Waste programs depend on analytical methods to detect and quantify low or trace contaminant concentrations in very complex matrices, such as soils, sediments, waste materials, and natural waters. No such technologies existed early in EPA’s history. They were developed and standardized in the 1970s and 1980s. It was expected then that site data would be more reliable if analytical procedures were more sophisticated, and their operation was standardized. This concept became codified through EPA guidance, state regulations, and lab certification programs that laid down strict requirements for which analytical methods were acceptable and how they were implemented. "Data quality" was defined in terms of these strict guidelines. "Definitive" and "screening" levels of data quality were defined according to the rigor of the analytical method and associated QC.

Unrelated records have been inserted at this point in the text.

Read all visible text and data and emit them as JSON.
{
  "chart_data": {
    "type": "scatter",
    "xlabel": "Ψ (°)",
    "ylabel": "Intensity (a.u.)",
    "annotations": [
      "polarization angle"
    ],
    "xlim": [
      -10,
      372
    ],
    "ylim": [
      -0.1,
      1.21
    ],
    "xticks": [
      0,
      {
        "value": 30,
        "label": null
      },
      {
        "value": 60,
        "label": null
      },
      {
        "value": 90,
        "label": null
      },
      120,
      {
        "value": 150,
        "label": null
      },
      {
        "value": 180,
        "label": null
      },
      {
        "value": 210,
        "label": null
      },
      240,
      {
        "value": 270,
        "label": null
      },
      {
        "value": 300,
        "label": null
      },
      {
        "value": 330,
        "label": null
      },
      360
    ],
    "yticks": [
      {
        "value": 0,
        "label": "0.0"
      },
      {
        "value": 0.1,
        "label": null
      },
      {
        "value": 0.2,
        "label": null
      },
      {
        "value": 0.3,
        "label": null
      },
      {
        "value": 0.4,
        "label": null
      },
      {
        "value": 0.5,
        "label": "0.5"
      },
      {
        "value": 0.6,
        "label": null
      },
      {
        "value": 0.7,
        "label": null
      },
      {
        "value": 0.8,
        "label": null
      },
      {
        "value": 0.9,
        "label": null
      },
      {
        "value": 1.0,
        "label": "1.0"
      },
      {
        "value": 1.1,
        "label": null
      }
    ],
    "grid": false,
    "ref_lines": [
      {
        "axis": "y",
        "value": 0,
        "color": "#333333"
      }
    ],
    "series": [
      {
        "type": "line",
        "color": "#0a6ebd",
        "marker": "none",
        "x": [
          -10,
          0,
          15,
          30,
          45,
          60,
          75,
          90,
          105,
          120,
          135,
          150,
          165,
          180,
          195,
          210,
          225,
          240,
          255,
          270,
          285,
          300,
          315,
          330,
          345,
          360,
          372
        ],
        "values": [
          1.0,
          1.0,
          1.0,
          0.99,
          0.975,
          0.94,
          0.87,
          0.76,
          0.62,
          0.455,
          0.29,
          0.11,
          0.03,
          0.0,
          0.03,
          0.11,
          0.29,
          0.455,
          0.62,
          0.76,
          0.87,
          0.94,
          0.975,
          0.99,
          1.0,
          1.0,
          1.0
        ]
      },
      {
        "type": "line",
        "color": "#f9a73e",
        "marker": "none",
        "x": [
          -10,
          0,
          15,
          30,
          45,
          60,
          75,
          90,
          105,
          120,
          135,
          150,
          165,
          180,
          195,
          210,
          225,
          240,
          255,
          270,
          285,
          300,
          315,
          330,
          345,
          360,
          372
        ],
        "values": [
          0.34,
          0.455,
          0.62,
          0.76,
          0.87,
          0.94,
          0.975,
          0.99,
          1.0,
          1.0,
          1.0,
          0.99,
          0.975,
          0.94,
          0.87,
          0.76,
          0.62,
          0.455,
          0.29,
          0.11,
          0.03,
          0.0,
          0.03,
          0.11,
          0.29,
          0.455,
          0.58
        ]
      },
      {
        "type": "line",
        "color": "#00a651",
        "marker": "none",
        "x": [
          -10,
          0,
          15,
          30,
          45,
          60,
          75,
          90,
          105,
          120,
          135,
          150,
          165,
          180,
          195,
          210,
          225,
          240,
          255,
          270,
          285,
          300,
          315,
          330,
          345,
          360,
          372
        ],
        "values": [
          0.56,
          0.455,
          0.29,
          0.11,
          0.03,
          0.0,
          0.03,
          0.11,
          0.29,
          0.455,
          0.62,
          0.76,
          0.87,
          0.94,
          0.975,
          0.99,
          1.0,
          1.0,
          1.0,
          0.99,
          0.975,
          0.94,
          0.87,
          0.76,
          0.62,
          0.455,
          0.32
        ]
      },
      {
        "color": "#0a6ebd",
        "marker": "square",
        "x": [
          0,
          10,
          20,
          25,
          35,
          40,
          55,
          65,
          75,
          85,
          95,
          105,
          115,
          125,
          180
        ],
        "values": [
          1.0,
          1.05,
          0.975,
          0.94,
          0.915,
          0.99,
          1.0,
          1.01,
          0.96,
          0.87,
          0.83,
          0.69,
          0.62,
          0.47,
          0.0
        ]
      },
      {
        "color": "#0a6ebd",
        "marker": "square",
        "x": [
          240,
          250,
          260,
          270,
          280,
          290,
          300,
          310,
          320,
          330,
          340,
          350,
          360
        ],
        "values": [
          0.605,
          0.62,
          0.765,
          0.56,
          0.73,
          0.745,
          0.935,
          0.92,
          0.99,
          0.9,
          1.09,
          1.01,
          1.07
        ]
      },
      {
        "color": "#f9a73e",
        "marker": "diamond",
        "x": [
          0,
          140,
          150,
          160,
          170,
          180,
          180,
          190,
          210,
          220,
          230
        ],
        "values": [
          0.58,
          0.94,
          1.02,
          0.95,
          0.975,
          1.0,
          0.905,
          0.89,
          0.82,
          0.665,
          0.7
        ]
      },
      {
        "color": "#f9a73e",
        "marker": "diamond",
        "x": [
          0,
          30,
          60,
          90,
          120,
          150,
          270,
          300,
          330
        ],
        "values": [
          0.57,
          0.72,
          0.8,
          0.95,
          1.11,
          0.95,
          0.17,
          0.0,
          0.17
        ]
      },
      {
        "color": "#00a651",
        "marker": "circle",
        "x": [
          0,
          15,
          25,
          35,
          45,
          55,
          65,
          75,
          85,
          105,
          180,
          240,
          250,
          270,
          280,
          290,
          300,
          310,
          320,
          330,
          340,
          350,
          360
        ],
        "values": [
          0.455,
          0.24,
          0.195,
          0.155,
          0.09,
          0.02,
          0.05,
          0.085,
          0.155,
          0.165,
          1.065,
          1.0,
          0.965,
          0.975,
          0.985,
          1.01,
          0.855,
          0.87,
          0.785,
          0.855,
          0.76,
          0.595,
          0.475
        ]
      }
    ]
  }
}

Although this first-generation data quality model made sense at the time, practitioners discovered that it had fatal flaws. One critical oversimplification is the fact that contaminants are heterogeneously distributed at both smaller and larger spatial scales throughout environmental matrices. Spatial contaminant heterogeneity may be random or be strongly patterned by pollutant release and migration mechanisms. In either case, the existence of spatial heterogeneity makes it difficult to reliably extrapolate the results of tiny 1- or 2-gram analytical samples back to the tons of matrix from which the samples came. Expensive analyses accurate to 2 decimal places on 1-gram samples are not particularly useful if two 1-gram samples from the same sample jar or only 1 foot apart in the field are orders of magnitude different. Heterogeneity also complicates the design of analytical methods: variations in composition and particle size can alter the efficiency of sample preparation procedures. Acceptable performance of a standardized method on idealized matrices such as clean sand and reagent water cannot be presumed to predict equivalent method performance on real-world samples. Enough project experience has accumulated for the environmental community to recognize that generating and interpreting pollutant data is more complicated than originally expected. The first-generation data quality model does not accommodate real-world variability well enough to support efficient projects.